My parents' best friend Phil was in the infantry during World War II. He landed in France on D-Day plus one. He was a teenager. The next day was his first day in combat. It was also his last. They were told to surround a house occupied German soldiers and take it. His combat career lasted all of one minute before his hip was shot out. He suffered in pain the rest of his life. He told me he beat the average lifespan of an infantry soldier in combat by about five times the average. They were kids who died in a war whose seeds were planted even before World War I. Two wars that killed millions because of stupid, fucking, greedy world rulers. 

Bill Reuben was wounded twice in Belgium. He was furious in 1985 when Reagan went to the SS cemetary in Bitburg cemetary and while laying a wreath uttered some bullshit about what united the Germans and the American soldiers was their battle against evil. Bill said he remembered being in the hospital in 1945 and hearing the American traitor known as Lord Haw Haw on the radio, intoning to the allied soldiers that it was madness that the two sides were slaughtering each other while not understanding that their real enemy was Russia, the country that lost some 20 million people to the Nazis. Lord Haw Haw was hung for treason in 1946. Bill said bitterly, "I don't know any discernible difference between the certifiably traitorous message I heard broadcast from Germany in 1945 and what was delivered by Reagan at Bitburg."

Then there was David Clyne. Going back to the revolution, David's working class family had always gone to war for this country. They were expected to answer the call and they did, without questioning it. When he turned 18 during the Vietnam  War, he was expected to as well, and he did as he was told. As an infantrymen in the jungles, he was wounded three times. Sitting in a a Jersey City tenement apartment he heated only by an open stove door, he told me that while he was in the hospital, he began to read about the history of the war and began to understand the cynicism behind it. He became involved in Vietnam Veterans Against the War and was an activist the rest of his life.

The rest of his life. He saw so much death that he never got over it. When he got home, he began drinking and using drugs. By the time he straightened himself out, it was too late. He died in 2005, from the AIDS-related virus.

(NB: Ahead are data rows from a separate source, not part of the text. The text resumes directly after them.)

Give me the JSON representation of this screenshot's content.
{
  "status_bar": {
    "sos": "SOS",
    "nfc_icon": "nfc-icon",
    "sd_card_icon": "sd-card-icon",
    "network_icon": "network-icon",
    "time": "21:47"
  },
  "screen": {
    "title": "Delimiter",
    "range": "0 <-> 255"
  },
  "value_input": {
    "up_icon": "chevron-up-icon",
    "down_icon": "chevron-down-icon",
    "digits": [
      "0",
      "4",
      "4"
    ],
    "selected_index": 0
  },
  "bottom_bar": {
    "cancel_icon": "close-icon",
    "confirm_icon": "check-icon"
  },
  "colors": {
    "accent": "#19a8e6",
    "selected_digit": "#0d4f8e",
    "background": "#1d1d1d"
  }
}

What did they and the others I knew all have in common, besides being marvelous individuals who were such great company? They all had a deep distrust of authority and hated that someone else, whether it was a general, lieutenant or a politician, somehow benefited from their suffering.

I sit at my desk, safe so far, stewing in anger as I watch Trump extol his "numbers" with his experts nodding behind him like so many bobblehead dolls on a shelf. And while I'm clearly one of the statistics Trump has in mind ,whose death he will point to as being part of a group that if not for him could have been much larger, I'm still one of the fortunate ones. Every day, people go continue to go to work sometimes because they can't afford not to, some because they're dedicated to seeing the sick through this, and just like Ralph, Bill, David and Phil, they're basically fodder for someone to step on to climb to the top of the heap.